French political leaders often declare that fighting against anti-Semitism is of utmost importance; they say it every time a Jew is murdered in the country. The only anti-Semitism they seem ready to fight, however, is right-wing anti-Semitism. They seemingly refuse to see that all the Jews killed or assaulted in France since 2006 were victims of Muslim anti-Semites, the professor writes. French political leaders also seemingly refuse to see another form of anti-Semitism that is on the rise: leftist anti-Semitism, which uses the mask of anti-Zionism to spread anti-Jewish hatred, Milliere continues.
Their position may be explained by the way the French mainstream media talk about Israel, or the consequences of those articles and reports. They constantly describe Israel as an evil country whose soldiers “cavalierly kill” Arabs on a daily basis and whose citizens “illegally occupy” territories that might belong to another people whom they “cruelly deprive of everything”. However, when Israeli Jews are murdered in a terrorist attack, the French government urges Israel to “show restraint” and avoid “starting a cycle of violence”. It is a way of saying that Jews should not be there, that the victims are the guilty party, and that those who attack them had good reason to do so.
But the spoken word has power, so one should not be surprised at the increasing tide of hatred against Jewish people.

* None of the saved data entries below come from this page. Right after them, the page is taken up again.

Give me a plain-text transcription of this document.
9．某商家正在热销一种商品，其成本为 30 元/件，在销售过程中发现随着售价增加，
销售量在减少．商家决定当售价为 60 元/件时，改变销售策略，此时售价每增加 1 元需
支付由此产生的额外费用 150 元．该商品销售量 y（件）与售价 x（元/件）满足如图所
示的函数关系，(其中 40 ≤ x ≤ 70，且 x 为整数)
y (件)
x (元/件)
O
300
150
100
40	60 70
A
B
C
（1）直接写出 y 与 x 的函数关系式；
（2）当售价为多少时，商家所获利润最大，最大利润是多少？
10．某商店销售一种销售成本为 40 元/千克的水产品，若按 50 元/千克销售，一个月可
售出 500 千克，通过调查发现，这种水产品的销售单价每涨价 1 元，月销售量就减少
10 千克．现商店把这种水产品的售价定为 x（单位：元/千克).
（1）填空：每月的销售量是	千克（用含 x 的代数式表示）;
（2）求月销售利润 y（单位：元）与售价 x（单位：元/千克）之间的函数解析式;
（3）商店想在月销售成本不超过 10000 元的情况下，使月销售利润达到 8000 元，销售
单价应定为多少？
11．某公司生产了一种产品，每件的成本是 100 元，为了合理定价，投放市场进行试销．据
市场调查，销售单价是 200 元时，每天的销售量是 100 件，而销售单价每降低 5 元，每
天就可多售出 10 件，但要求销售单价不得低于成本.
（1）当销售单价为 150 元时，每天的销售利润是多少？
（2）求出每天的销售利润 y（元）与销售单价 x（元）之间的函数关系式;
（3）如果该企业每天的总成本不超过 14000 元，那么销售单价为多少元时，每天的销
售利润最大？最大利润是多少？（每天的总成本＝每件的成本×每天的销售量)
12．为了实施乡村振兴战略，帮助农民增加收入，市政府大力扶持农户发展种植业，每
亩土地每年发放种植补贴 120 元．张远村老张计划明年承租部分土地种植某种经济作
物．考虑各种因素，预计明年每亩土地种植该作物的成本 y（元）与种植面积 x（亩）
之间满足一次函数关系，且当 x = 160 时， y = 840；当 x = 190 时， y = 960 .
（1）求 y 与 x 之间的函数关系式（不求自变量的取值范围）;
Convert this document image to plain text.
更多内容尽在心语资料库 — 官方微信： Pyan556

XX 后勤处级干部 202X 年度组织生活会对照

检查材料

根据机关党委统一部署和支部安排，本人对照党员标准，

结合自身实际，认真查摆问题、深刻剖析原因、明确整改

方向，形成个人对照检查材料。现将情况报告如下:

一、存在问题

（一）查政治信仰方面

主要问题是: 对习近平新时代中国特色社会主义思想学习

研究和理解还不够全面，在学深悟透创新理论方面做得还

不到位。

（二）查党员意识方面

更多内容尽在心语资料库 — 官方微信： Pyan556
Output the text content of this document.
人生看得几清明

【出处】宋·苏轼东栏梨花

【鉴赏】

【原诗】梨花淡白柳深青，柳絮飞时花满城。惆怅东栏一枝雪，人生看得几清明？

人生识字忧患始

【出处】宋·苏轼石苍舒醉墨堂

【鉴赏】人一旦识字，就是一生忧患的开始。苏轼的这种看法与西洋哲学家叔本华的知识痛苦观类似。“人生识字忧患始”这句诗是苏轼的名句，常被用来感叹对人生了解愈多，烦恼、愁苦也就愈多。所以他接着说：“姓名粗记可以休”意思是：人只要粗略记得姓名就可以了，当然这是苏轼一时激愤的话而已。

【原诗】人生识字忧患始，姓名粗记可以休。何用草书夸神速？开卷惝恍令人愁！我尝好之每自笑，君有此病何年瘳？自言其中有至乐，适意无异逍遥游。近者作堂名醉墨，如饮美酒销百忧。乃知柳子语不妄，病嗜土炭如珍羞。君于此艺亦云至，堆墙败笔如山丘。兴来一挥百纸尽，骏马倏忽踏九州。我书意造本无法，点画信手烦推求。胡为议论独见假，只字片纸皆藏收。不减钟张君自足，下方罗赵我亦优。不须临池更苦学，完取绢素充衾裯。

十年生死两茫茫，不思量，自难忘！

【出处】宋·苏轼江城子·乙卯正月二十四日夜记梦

France’s government rejected US Secretary of State Mike Pompeo’s statement that Jewish communities in the disputed (“occupied”) territories do not contravene international law, and also protested when US President Donald Trump recognised Jerusalem as the capital of Israel. An official statement by France’s government said that France is “the friend of Palestine” and supports “the creation of a Palestinian state, with Jerusalem as its capital.”
According to the professor, the murders of Jews in France had a common trait: the perpetrators identified their victims with the “criminal Israel”. Mohamed Merah, who murdered Jewish schoolchildren in Toulouse, told a police officer that he killed Jewish children because “the Jews kill Palestinian children” and that he saw “many reports on French TV showing it”. What he said did not prompt French television stations to be more careful to avoid whatever could be regarded as incitement to hatred and murder.
As demographic change is rapidly taking place in France, the country’s media, political leaders and government are behaving accordingly. Jews have become a shrinking part of the population – 0.6 % – and carry no political weight. The French Muslim population is quickly growing – to more than 12% of the total. It has become virtually impossible to win an election in France without now counting on the Muslim vote.
The few people who still criticise Islam and Muslim anti-Semitism in France are mercilessly harassed by Islamic organisations and even more harshly condemned by the courts. On 4 December, a prosecutor asked the court to sentence Christine Tasin, president of the anti-Islamic movement Republican Resistance. In June 2017, she warned in an article of “a Muslim invasion” and wrote that the “Islam may be incompatible with Western civilisation”. She could be the first person in France to be sent to prison for the “crime” of “Islamophobia”.
It is also disconcerting for many that on October 30 in Paris, when President Macron inaugurated the European Center for Judaism, he named all the Jews recently murdered in France, but he did not name the murderers. He merely denounced “those who want to sow hatred and division”. He spoke positively of a time when a large part of Spain was Muslim, and said that there, in Andalusia, “the Jews, despite their dhimmi status, developed an extraordinary culture.”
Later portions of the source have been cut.